Brown moved to suppress arguing that the officer extended this noncriminal traffic stop beyond its initial purpose. The stop should have ended when the officer finished writing the seatbelt ticket. Opinion, ¶11.  The majority opinion (written by Judge Neubauer) holds that the officer lawfully ordered Brown out of the car for a search pursuant to State v. Wright, 2019 WI 45, ___Wis. 2d ___, 926 N.W.2d 157 and State v. Floyd, 2017 WI 78, 377 Wis. 2d 394, 898 N.W.2d 560, which allow a stop to continue as long as it reasonably takes to address the traffic stop violation  and “attend to safety related concerns.” Opinion, ¶19 (citing Wright, ¶23). Feel free to read the majority’s reasoning at ¶¶ 23-24.

Reilly takes off his gloves and delivers knockout punches to SCOW’s decisions in Wright and Floyd. See our posts here and here. He also endorses Justice Kelly’s dissent in State v. Smith, 2018 WI 2, 15, 379 Wis. 2d 86, 905 N.W.2d 353. Here is a taste of Reilly’s reasoning. Really, you “must read” the whole concurring opinion.

¶31 Wright and Floyd take general statements from Rodriguez and morph them into a global sanction allowing the removal and search of a person premised upon safety as being a part of the “mission” of every minor traffic stop. Wright, 2019 WI 45, ¶¶8-9, 11, 25-27 (citing Rodriguez, 135 S. Ct. at 1616); Floyd, 377 Wis. 2d 394, ¶28. If I happened to be stopped for going five miles over the speed limit, I can now be forced to walk from my vehicle with my hand ordered behind my back and stand over the hood of the officer’s squad so the officer can “ask” to search me. See Floyd, 377 Wis. 2d 394, ¶¶27-28. Floyd found that this walk of shame does not unlawfully extend a stop because it is a part of the “mission” of any stop and is “negligibly burdensome.” See Floyd, 377 Wis. 2d 394, ¶¶26-28. I disagree. We should have the intellectual honesty to call the “mission” what it is—an independent, but unconstitutional ground to continue an investigation and not a mission to protect officer safety.

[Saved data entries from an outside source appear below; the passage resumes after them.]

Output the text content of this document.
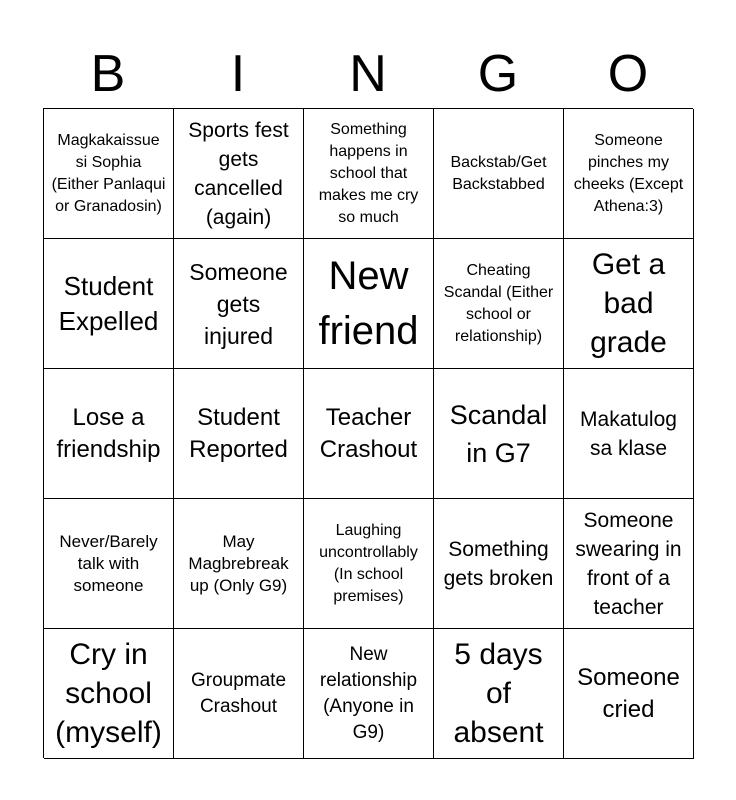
B	I	N	G	O
Magkakaissue si Sophia (Either Panlaqui or Granadosin)
Sports fest gets cancelled (again)
Something happens in school that makes me cry so much
Backstab/Get Backstabbed
Someone pinches my cheeks (Except Athena:3)
Student Expelled
Someone gets injured
New friend
Cheating Scandal (Either school or relationship)
Get a bad grade
Lose a friendship
Student Reported
Teacher Crashout
Scandal in G7
Makatulog sa klase
Never/Barely talk with someone
May Magbrebreak up (Only G9)
Laughing uncontrollably (In school premises)
Something gets broken
Someone swearing in front of a teacher
Cry in school (myself)
Groupmate Crashout
New relationship (Anyone in G9)
5 days of absent
Someone cried
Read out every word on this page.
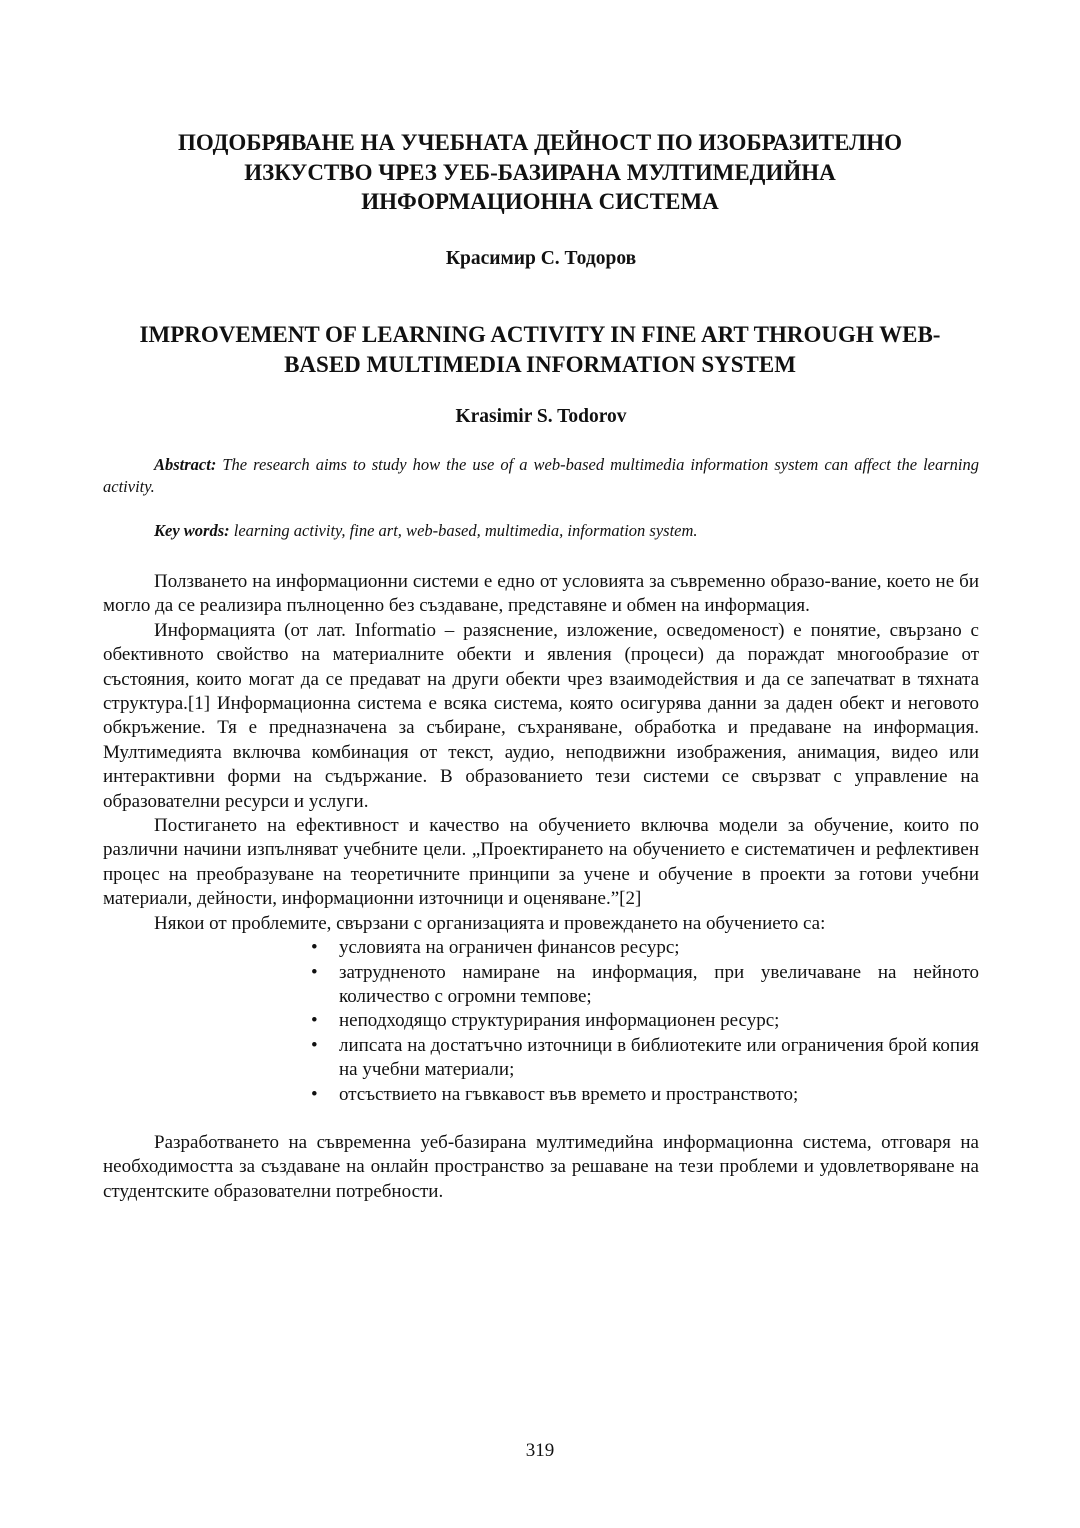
ПОДОБРЯВАНЕ НА УЧЕБНАТА ДЕЙНОСТ ПО ИЗОБРАЗИТЕЛНО ИЗКУСТВО ЧРЕЗ УЕБ-БАЗИРАНА МУЛТИМЕДИЙНА ИНФОРМАЦИОННА СИСТЕМА
Красимир С. Тодоров
IMPROVEMENT OF LEARNING ACTIVITY IN FINE ART THROUGH WEB-BASED MULTIMEDIA INFORMATION SYSTEM
Krasimir S. Todorov
Abstract: The research aims to study how the use of a web-based multimedia information system can affect the learning activity.
Key words: learning activity, fine art, web-based, multimedia, information system.

Ползването на информационни системи е едно от условията за съвременно образо-вание, което не би могло да се реализира пълноценно без създаване, представяне и обмен на информация.

Информацията (от лат. Informatio – разяснение, изложение, осведоменост) е понятие, свързано с обективното свойство на материалните обекти и явления (процеси) да пораждат многообразие от състояния, които могат да се предават на други обекти чрез взаимодействия и да се запечатват в тяхната структура.[1] Информационна система е всяка система, която осигурява данни за даден обект и неговото обкръжение. Тя е предназначена за събиране, съхраняване, обработка и предаване на информация. Мултимедията включва комбинация от текст, аудио, неподвижни изображения, анимация, видео или интерактивни форми на съдържание. В образованието тези системи се свързват с управление на образователни ресурси и услуги.

Постигането на ефективност и качество на обучението включва модели за обучение, които по различни начини изпълняват учебните цели. „Проектирането на обучението е систематичен и рефлективен процес на преобразуване на теоретичните принципи за учене и обучение в проекти за готови учебни материали, дейности, информационни източници и оценяване.”[2]

Някои от проблемите, свързани с организацията и провеждането на обучението са:

• условията на ограничен финансов ресурс;
• затрудненото намиране на информация, при увеличаване на нейното количество с огромни темпове;
• неподходящо структурирания информационен ресурс;
• липсата на достатъчно източници в библиотеките или ограничения брой копия на учебни материали;
• отсъствието на гъвкавост във времето и пространството;

Разработването на съвременна уеб-базирана мултимедийна информационна система, отговаря на необходимостта за създаване на онлайн пространство за решаване на тези проблеми и удовлетворяване на студентските образователни потребности.

319
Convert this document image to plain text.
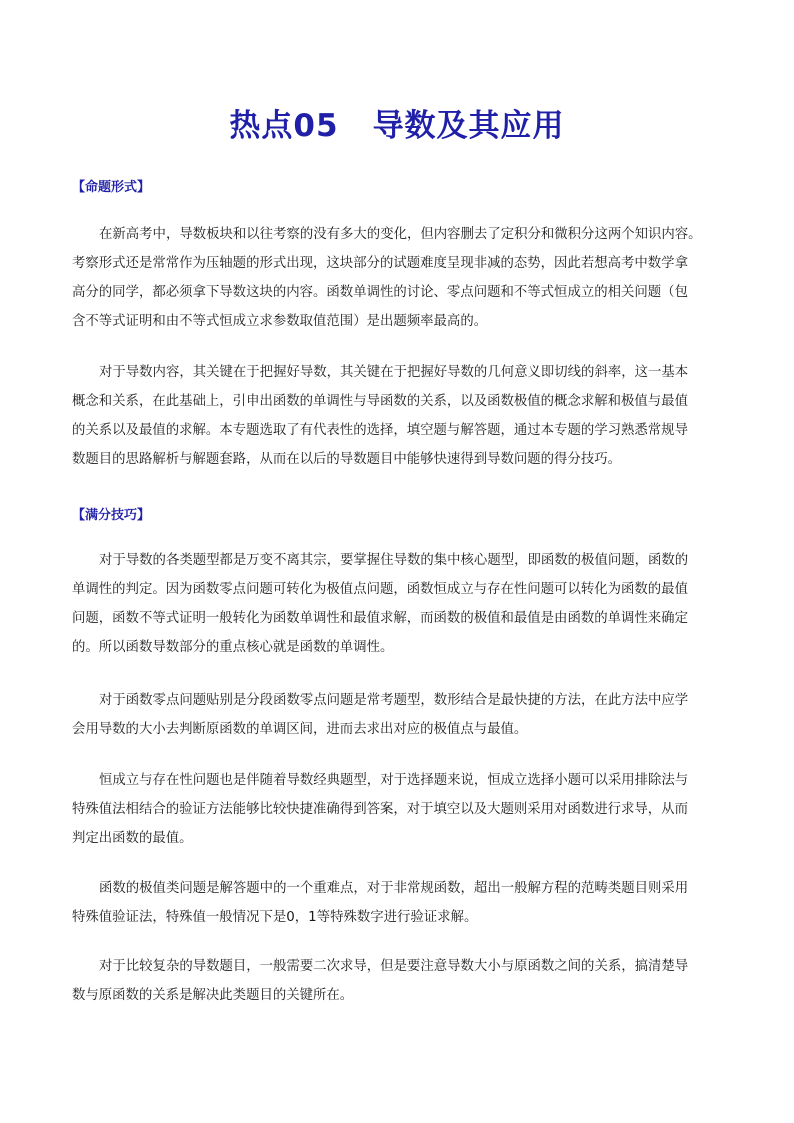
热点05 导数及其应用
【命题形式】
在新高考中，导数板块和以往考察的没有多大的变化，但内容删去了定积分和微积分这两个知识内容。
考察形式还是常常作为压轴题的形式出现，这块部分的试题难度呈现非减的态势，因此若想高考中数学拿
高分的同学，都必须拿下导数这块的内容。函数单调性的讨论、零点问题和不等式恒成立的相关问题（包
含不等式证明和由不等式恒成立求参数取值范围）是出题频率最高的。
对于导数内容，其关键在于把握好导数，其关键在于把握好导数的几何意义即切线的斜率，这一基本
概念和关系，在此基础上，引申出函数的单调性与导函数的关系，以及函数极值的概念求解和极值与最值
的关系以及最值的求解。本专题选取了有代表性的选择，填空题与解答题，通过本专题的学习熟悉常规导
数题目的思路解析与解题套路，从而在以后的导数题目中能够快速得到导数问题的得分技巧。
【满分技巧】
对于导数的各类题型都是万变不离其宗，要掌握住导数的集中核心题型，即函数的极值问题，函数的
单调性的判定。因为函数零点问题可转化为极值点问题，函数恒成立与存在性问题可以转化为函数的最值
问题，函数不等式证明一般转化为函数单调性和最值求解，而函数的极值和最值是由函数的单调性来确定
的。所以函数导数部分的重点核心就是函数的单调性。
对于函数零点问题贴别是分段函数零点问题是常考题型，数形结合是最快捷的方法，在此方法中应学
会用导数的大小去判断原函数的单调区间，进而去求出对应的极值点与最值。
恒成立与存在性问题也是伴随着导数经典题型，对于选择题来说，恒成立选择小题可以采用排除法与
特殊值法相结合的验证方法能够比较快捷准确得到答案，对于填空以及大题则采用对函数进行求导，从而
判定出函数的最值。
函数的极值类问题是解答题中的一个重难点，对于非常规函数，超出一般解方程的范畴类题目则采用
特殊值验证法，特殊值一般情况下是0，1等特殊数字进行验证求解。
对于比较复杂的导数题目，一般需要二次求导，但是要注意导数大小与原函数之间的关系，搞清楚导
数与原函数的关系是解决此类题目的关键所在。
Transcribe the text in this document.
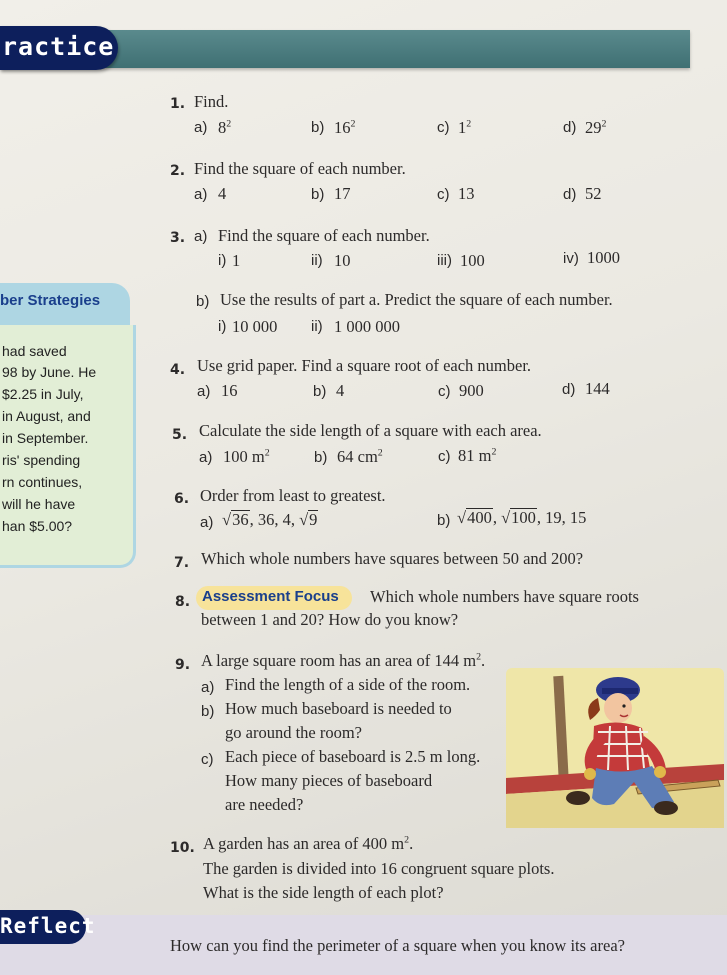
ractice
ber Strategies
had saved
98 by June. He
$2.25 in July,
in August, and
in September.
ris' spending
rn continues,
will he have
han $5.00?
1. Find.
a) $8^2$	b) $16^2$	c) $1^2$	d) $29^2$
2. Find the square of each number.
a) 4	b) 17	c) 13	d) 52
3. a) Find the square of each number.
i) 1	ii) 10	iii) 100	iv) 1000
b) Use the results of part a. Predict the square of each number.
i) 10 000 ii) 1 000 000
4. Use grid paper. Find a square root of each number.
a) 16	b) 4	c) 900	d) 144
5. Calculate the side length of a square with each area.
a) 100 $m^2$	b) 64 $cm^2$	c) 81 $m^2$
6. Order from least to greatest.
a) √36, 36, 4, √9	b) √400, √100, 19, 15
7. Which whole numbers have squares between 50 and 200?
8. Assessment Focus Which whole numbers have square roots
between 1 and 20? How do you know?
9. A large square room has an area of 144 $m^2$.
a) Find the length of a side of the room.
b) How much baseboard is needed to
go around the room?
c) Each piece of baseboard is 2.5 m long.
How many pieces of baseboard
are needed?
10. A garden has an area of 400 $m^2$.
The garden is divided into 16 congruent square plots.
What is the side length of each plot?
Reflect
How can you find the perimeter of a square when you know its area?
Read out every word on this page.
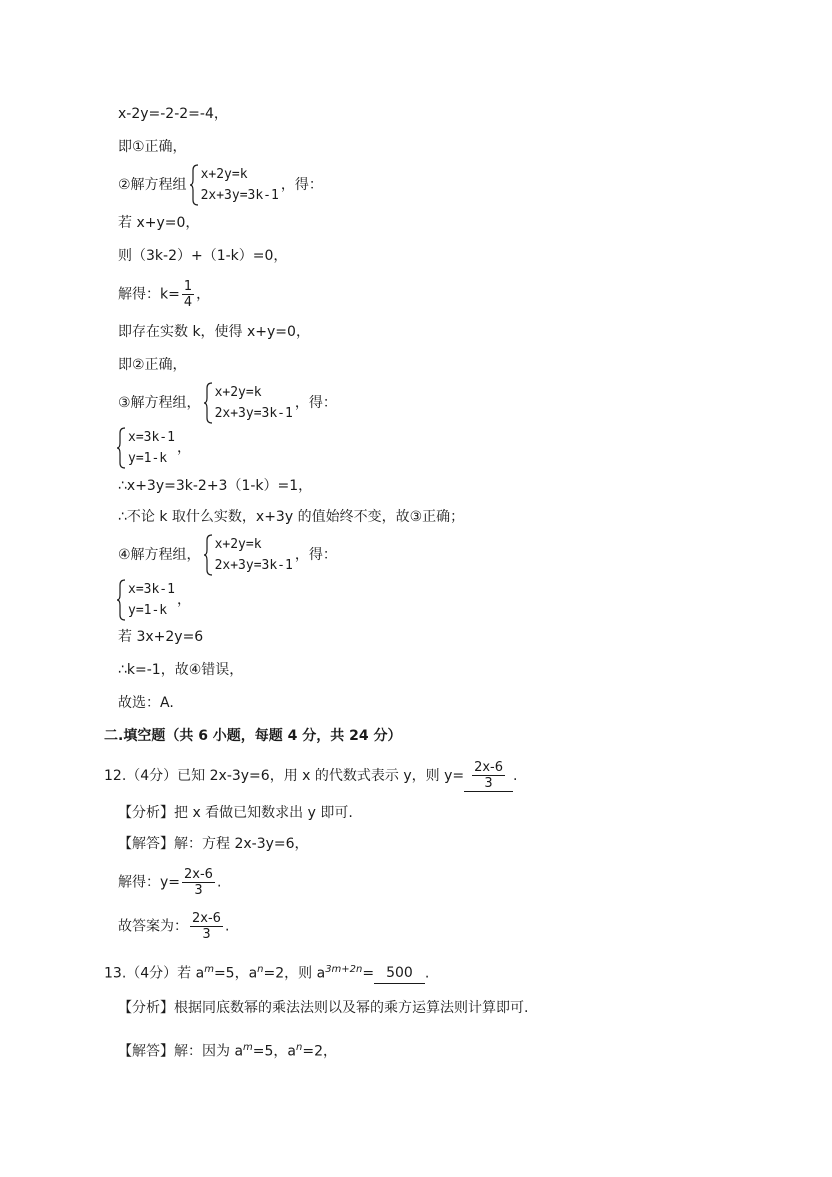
x-2y=-2-2=-4，
即①正确，
②解方程组
x+2y=k
2x+3y=3k-1
，得：
若 x+y=0，
则（3k-2）+（1-k）=0，
解得：$k= \frac{1}{4}$ ，
即存在实数 k，使得 x+y=0，
即②正确，
③解方程组，
x+2y=k
2x+3y=3k-1
，得：
x=3k-1
y=1-k
，
∴x+3y=3k-2+3（1-k）=1，
∴不论 k 取什么实数，x+3y 的值始终不变，故③正确；
④解方程组，
x+2y=k
2x+3y=3k-1
，得：
x=3k-1
y=1-k
，
若 3x+2y=6
∴k=-1，故④错误，
故选：A.
二.填空题（共 6 小题，每题 4 分，共 24 分）
12.（4分）已知 2x-3y=6，用 x 的代数式表示 y，则 $y= \frac{2x-6}{3}$ .
【分析】把 x 看做已知数求出 y 即可.
【解答】解：方程 2x-3y=6，
解得：$y= \frac{2x-6}{3}$ .
故答案为： $\frac{2x-6}{3}$ .
13.（4分）若 $a^m=5$，$a^n=2$，则 $a^{3m+2n}= 500$ .
【分析】根据同底数幂的乘法法则以及幂的乘方运算法则计算即可.
【解答】解：因为 $a^m=5$，$a^n=2$，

 ¶33 We have made mistakes before. In 1857, the United States Supreme Court wrote in Scott v. Sandford (Dred Scott), 60 U.S. 393, 407 (1857), that blacks were “beings of an inferior order” who had “no rights which the white man was bound to respect” and therefore no black person could be a citizen of the United States. Dred Scott’s repugnant decision was made over eighty years after our founders declared (at the peril of their lives) that “all men are created equal.” Wright and Floyd continue, albeit implicitly, the bias that not all people are created equal by authorizing police to pick and choose who they will pull from cars for minor traffic violations when no articulable factors are present that the person has committed or is committing a crime. Wright and Floyd are flawed by focusing only on the government. Our Constitution was not written to protect the government or its agents; it was adopted to protect us from unfettered power in the hands of the government. Wright and Floyd flip constitutional analysis from a bill of rights that protects the people to a bill of rights that allows the government to search and seize on nothing more than a hunch.